Concrete Analysis | China’s land system breakthrough is allowing rural land for rental housing
Developing rural land into rental housing promotes a more balanced system between leasing and sales, stabilise the market and dampen abnormal expectation of an endless price rise in the first and second-tier cities
China’s recent launch of the pilot scheme that allows the development of collectively owned land into residential properties for leasing will have a profound impact not only on the residential leasing market, but also on the land market and the housing system.
Announced by the Ministry of Land and Resources and Ministry of Housing and Urban-Rural Development last month, it also confirmed the first batch of trial sites in 13 cities – Beijing, Shanghai, Shenyang, Nanjing, Hangzhou, Hefei, Xiamen, Zhengzhou, Wuhan, Guangzhou, Foshan, Zhaoqing and Chengdu – to build rental housing on collectively owned land.
The scheme which represents a breakthrough of the land supply system, is firstly, expected to boost the supply of rental housing and help meet the demand of the low-income groups.

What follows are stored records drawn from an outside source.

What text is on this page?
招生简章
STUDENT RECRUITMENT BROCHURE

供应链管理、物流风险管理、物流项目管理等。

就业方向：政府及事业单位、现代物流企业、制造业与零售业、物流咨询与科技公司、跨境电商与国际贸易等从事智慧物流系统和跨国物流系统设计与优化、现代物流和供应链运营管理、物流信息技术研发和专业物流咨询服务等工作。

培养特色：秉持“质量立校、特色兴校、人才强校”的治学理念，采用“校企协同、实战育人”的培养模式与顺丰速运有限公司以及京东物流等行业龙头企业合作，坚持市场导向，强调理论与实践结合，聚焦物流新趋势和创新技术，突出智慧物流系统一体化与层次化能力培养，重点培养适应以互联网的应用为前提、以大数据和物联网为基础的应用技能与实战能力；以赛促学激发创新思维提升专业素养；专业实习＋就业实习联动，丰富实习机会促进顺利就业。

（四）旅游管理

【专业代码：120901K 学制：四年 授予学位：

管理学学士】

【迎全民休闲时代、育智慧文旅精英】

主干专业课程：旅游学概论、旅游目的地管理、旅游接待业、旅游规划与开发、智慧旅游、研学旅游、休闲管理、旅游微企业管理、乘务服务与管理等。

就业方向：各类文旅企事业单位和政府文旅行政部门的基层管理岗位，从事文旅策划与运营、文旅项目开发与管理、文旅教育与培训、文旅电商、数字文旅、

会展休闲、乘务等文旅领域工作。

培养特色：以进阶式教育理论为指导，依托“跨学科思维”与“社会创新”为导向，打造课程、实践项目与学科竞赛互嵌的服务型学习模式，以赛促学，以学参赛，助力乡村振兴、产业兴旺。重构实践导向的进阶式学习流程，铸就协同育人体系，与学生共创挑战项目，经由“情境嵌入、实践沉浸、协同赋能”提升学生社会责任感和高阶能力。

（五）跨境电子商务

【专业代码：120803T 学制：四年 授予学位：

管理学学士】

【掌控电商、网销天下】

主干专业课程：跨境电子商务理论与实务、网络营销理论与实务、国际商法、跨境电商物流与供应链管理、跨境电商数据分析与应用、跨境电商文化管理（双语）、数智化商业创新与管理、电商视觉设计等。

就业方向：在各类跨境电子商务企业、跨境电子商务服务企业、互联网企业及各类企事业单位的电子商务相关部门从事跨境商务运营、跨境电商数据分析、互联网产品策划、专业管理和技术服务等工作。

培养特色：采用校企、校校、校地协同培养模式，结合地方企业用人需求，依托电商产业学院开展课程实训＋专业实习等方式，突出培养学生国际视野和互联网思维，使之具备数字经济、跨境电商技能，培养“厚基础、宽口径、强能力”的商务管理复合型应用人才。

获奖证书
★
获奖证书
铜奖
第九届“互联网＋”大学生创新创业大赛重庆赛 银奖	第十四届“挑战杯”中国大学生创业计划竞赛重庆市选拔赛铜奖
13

With strong economic fundamentals, full-blown municipal planning and higher income levels, popular first and second-tier cities have seen a continuous net population inflow that has prompted a new and robust demand for homes and a supply shortage in the real estate market. Amid the rebound of the property industry, housing prices have rapidly escalatedin these cities since 2016, which in turn have pushed rents up.
Triggered by the rise in housing prices and rents, migrant workers from some large and medium-sized cities have returned to their townships, and some technological and innovative enterprises have also relocated from the eastern coastal areas to the middle and the western regions in the country.